ESCOTILHA
- Olho pela escotilha do celular e vejo que estou a mais de 3000 mortos de profundidade.
Há muito tempo já não tenho certeza de que a capsula de clausura que me rodea é segura. Não posso afirmar que essa pressão não me afete. Posso estar simplesmente, já intoxicado pela loucura e tendo como manifestação a alucinação de que estou bem.
Estou bem?
- Olho pela escotilha do pc e vejo conhecidos sendo apanhados pelo demônio invisível.
Cada vez mais conhecidos, mais próximos.
Me lembro de aviso que vi num livro: “A maior artimanha do diabo é convencer as pessoas de que ele não existe.”
Pessoas em festas, na praia, de mascaras no que queixo negando a realidade.
Do diabo a jogada de mestre nunca foi tão acertada.
“Isso é politicagem... será que está morrendo isso tudo mesmo?..."
"Tem prefeito dizendo que morreu mais gente pra receber verba extra do governo...”
E o diabo faz as contas direitinho, não mata a todos que afeta, faz dos descrentes assintomáticos um caminho, um atalho, um túnel e pega assim até aquele mais precavido na fresta de um mínimo vacilo.
- Olho pela escotilha do presente e vejo, aqueles que não posso abraçar e beijar por agora e o pior é não saber até quando e se quando.
Medo que o diabo os leve ou me leve.
Gente minha que a situação não dá outra alternativa que não seja sair no breu dessa meia noite eterna com um trapo amarrado na cara e um pote improvisado de álcool-gel na bolsa para honrar as contas do fim do mês.
- Olho com meu olho cético e marejado pela escotilha da história e vejo sem acreditar.

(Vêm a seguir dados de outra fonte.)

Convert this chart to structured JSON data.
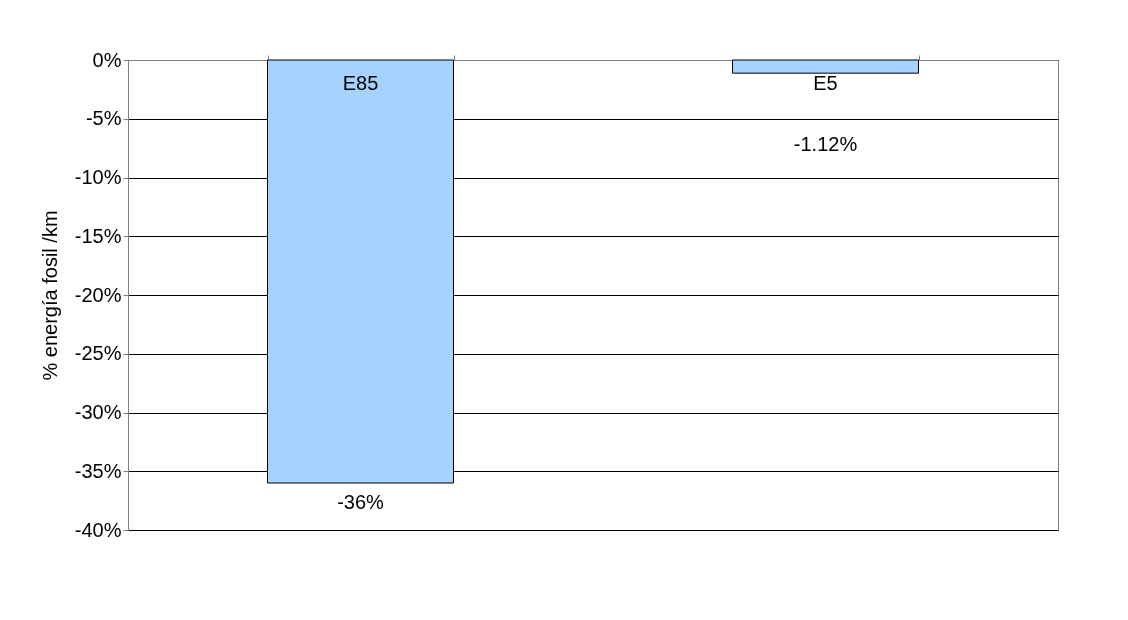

Que fizemos para merecer esse lugar? A pior situação possível com a pior pessoa possível no controle dos nossos destinos.
Me olho pela escotilha do espelho e vejo, a cada tossida sem sentido um desespero. Espero que seja só o excesso de cigarro. Um velho na fila do benefício tosse continuamente, quando arruma um breve espaço para respirar é providente e anuncia: “Enfisema pulmonar, minha filha.”
A senhora um pouco mais atrás comemora fazendo o sinal da cruz. “Graças a deus.”